Brene brownTEDBrene Brown delivering her 2010 TEDx Talk.

Ask for advice on preparing to give a presentation and you’ll likely hear some combination of: Power pose! Breathe deeply! Envision the audience in their underwear!

For sure, those tips can help alleviate some of the anxiety around public speaking.

But at some point before the presentation, it’s crucial to pause, take a step back, and ask yourself why you’re giving the talk in the first place.

That’s according to Brene Brown, a researcher whose TED Talks on vulnerability and shame are some of the most popular of all time.

Business Insider spoke to Brown before an event at the Rubin Museum of Art in New York City, and she told us that every successful speaker — on the TED stage or elsewhere — is motivated by a sense of “curiosity” about how their idea can help other people change the world.

Put simply, before you hit the stage, ask yourself: Will this talk benefit others — or just you?

“If you’re not curious about the power of resonance in your talk or the impact your talk could have, then it becomes self-indulgent,” Brown said.

“The worst-case scenario is you get on a stage and the reason for delivering the talk is about you,” she added. “It really should be an act of generosity.”

Speaking with TED curator Chris Anderson at the Rubin, Brown said she declines 90% of the speaking requests she receives.

“If I’m not feeling generous and I don’t feel like I’m coming from that place, I don’t want to go,” Brown said. “It’s not good for me; it’s not good for people in the audience.”

Anderson, who recently published a book titled “TED Talks: The Official TED Guide to Public Speaking,” added that there’s a huge difference between someone who’s trying to pitch themselves or their product and someone who’s aiming to inspire the audience.

The audience is constantly asking themselves, “What’s going on?

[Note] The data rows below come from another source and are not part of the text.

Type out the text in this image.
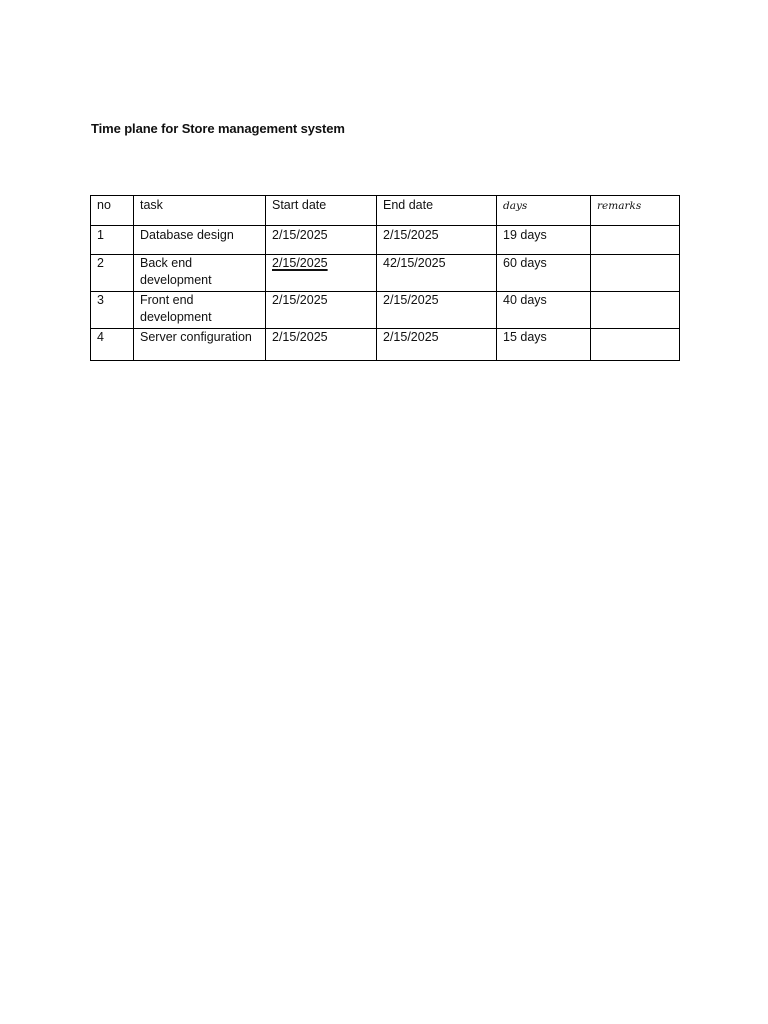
Time plane for Store management system
no	task	Start date	End date	days	remarks
1	Database design	2/15/2025	2/15/2025	19 days	
2	Back end development	2/15/2025	42/15/2025	60 days	
3	Front end development	2/15/2025	2/15/2025	40 days	
4	Server configuration	2/15/2025	2/15/2025	15 days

Is this person going to offer me something or are they pushing something onto me?”

“As soon as you see the ego and you get the sense, ‘Oh, this is all about them,’ or you see that there is an agenda — they want me to buy their book or support their company,” the audience will likely lose interest, Anderson said.

The best way to think about giving a talk, he said, is giving a “gift” to your audience. Focus on them and what they need, and you’ll ultimately give a more compelling, dynamic presentation.